How does this apply to data? Instead of looking at the myriad of ways it can be valuable, let’s have a look at the situations when it can become a problem:
Data leads to management overhead: the more data we have, the more we need to manage it. For example, we need to look at who owns the data, how does its lineage looks like, and who should have access to it.
Data leads to security problems: with more data available, the chances of a leaking of confidential data increases.
Data leads to infrastructural stress: datasets, at some point, can start to take up an exorbitant amount of space, especially in some formats (image, audio, video) and those from sensors. This can be expensive, especially if we need to make it accessible and safely stored.

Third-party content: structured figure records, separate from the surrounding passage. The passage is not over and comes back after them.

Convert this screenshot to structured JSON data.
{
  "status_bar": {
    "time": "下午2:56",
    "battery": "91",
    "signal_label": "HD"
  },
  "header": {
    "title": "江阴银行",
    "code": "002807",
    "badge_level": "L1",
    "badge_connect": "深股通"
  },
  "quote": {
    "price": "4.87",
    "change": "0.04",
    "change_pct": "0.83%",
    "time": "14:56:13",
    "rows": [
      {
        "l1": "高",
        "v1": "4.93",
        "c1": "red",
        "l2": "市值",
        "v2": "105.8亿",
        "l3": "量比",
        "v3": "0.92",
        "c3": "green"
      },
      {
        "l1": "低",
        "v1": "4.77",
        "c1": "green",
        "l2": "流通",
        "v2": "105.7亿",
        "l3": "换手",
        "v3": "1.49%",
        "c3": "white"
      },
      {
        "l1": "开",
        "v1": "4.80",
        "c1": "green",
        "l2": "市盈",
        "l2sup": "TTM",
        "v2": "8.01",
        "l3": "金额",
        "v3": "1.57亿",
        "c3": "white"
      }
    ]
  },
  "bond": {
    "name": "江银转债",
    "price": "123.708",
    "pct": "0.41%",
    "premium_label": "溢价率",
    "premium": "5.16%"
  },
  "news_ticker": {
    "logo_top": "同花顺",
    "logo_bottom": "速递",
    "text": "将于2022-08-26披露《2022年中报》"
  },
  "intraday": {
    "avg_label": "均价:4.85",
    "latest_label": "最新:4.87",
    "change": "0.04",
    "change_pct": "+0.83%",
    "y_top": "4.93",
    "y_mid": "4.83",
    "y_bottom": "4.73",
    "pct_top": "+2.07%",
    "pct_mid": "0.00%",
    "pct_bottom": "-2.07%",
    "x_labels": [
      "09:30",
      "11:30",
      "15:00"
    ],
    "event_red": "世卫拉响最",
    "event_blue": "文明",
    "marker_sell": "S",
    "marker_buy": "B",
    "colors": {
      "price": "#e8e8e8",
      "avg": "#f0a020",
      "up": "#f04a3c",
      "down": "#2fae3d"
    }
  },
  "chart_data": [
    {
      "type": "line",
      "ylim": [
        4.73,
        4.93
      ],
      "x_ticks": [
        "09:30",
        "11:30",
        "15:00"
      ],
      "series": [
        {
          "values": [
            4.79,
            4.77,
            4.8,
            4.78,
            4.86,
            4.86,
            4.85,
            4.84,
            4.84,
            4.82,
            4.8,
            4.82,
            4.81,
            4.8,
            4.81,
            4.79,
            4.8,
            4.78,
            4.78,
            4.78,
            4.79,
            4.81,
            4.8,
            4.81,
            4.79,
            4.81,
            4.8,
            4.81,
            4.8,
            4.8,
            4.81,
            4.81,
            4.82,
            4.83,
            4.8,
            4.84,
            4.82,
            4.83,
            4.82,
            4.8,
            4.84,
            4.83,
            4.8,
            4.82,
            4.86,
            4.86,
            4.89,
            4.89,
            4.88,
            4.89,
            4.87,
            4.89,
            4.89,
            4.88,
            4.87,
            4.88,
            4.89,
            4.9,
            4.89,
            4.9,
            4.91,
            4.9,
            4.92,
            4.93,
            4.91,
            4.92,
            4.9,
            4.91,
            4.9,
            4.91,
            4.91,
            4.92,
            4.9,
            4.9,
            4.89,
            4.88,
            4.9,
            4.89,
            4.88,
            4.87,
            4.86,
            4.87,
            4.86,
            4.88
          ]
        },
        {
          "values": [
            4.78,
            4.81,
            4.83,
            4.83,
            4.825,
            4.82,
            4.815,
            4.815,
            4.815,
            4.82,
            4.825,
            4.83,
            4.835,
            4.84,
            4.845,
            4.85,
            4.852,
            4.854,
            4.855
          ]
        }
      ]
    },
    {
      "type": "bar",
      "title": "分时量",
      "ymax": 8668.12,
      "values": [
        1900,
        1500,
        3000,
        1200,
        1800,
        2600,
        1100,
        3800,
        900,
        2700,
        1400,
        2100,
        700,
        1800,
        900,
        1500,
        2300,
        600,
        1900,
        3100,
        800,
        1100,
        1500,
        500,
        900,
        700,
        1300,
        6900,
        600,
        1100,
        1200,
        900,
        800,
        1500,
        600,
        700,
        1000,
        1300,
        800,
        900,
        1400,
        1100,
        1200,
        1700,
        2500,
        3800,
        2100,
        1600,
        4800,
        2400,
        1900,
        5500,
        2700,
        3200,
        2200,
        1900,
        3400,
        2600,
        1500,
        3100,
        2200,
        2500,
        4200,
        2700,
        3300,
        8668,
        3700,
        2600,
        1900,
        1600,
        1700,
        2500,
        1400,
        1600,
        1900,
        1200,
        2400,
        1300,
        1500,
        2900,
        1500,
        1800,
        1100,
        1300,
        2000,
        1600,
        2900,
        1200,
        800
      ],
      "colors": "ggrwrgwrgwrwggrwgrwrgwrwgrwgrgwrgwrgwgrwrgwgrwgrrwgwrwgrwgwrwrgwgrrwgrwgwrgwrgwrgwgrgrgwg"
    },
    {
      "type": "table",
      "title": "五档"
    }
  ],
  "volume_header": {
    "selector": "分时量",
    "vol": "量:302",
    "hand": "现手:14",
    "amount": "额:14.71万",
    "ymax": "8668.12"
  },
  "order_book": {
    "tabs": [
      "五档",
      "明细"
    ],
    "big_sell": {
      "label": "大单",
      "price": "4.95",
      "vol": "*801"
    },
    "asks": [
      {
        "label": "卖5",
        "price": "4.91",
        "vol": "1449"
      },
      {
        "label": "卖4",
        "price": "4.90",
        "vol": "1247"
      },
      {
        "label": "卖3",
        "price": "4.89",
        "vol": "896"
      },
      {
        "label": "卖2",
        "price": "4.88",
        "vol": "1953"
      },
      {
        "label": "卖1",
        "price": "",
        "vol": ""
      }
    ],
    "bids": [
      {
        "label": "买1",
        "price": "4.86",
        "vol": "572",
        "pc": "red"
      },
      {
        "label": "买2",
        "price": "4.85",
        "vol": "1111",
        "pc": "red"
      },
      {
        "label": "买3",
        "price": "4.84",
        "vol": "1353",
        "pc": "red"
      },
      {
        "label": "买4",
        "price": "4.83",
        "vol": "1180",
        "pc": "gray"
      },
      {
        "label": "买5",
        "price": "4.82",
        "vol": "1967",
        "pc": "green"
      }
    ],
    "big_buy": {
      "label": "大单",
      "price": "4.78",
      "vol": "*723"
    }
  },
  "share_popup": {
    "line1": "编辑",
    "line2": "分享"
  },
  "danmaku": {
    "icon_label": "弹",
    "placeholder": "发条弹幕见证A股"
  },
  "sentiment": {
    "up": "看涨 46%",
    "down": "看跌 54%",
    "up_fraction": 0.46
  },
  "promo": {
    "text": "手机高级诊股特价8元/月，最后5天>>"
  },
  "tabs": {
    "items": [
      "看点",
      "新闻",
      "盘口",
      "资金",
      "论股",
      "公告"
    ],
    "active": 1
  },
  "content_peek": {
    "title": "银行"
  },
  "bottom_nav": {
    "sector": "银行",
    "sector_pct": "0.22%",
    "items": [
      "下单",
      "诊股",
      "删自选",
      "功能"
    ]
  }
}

So next time, before we decide to collect all possible data - let’s take a pause and reflect on this contrarian view.



And the cost for data literacy... to get your community to use the data and pull insights from it. The sheer volume of different datasets that needs to be evaluated to be fit for use (or not) can be a barrier of entry for analysts.
I would add to infrastructural stress, that it's not only storage capacity it's also network bandwith and compute power. E.g. imagine a backup job for all your stored data using compute-intensive compression. At last data liabilities lead to unnessecary infrastructure costs.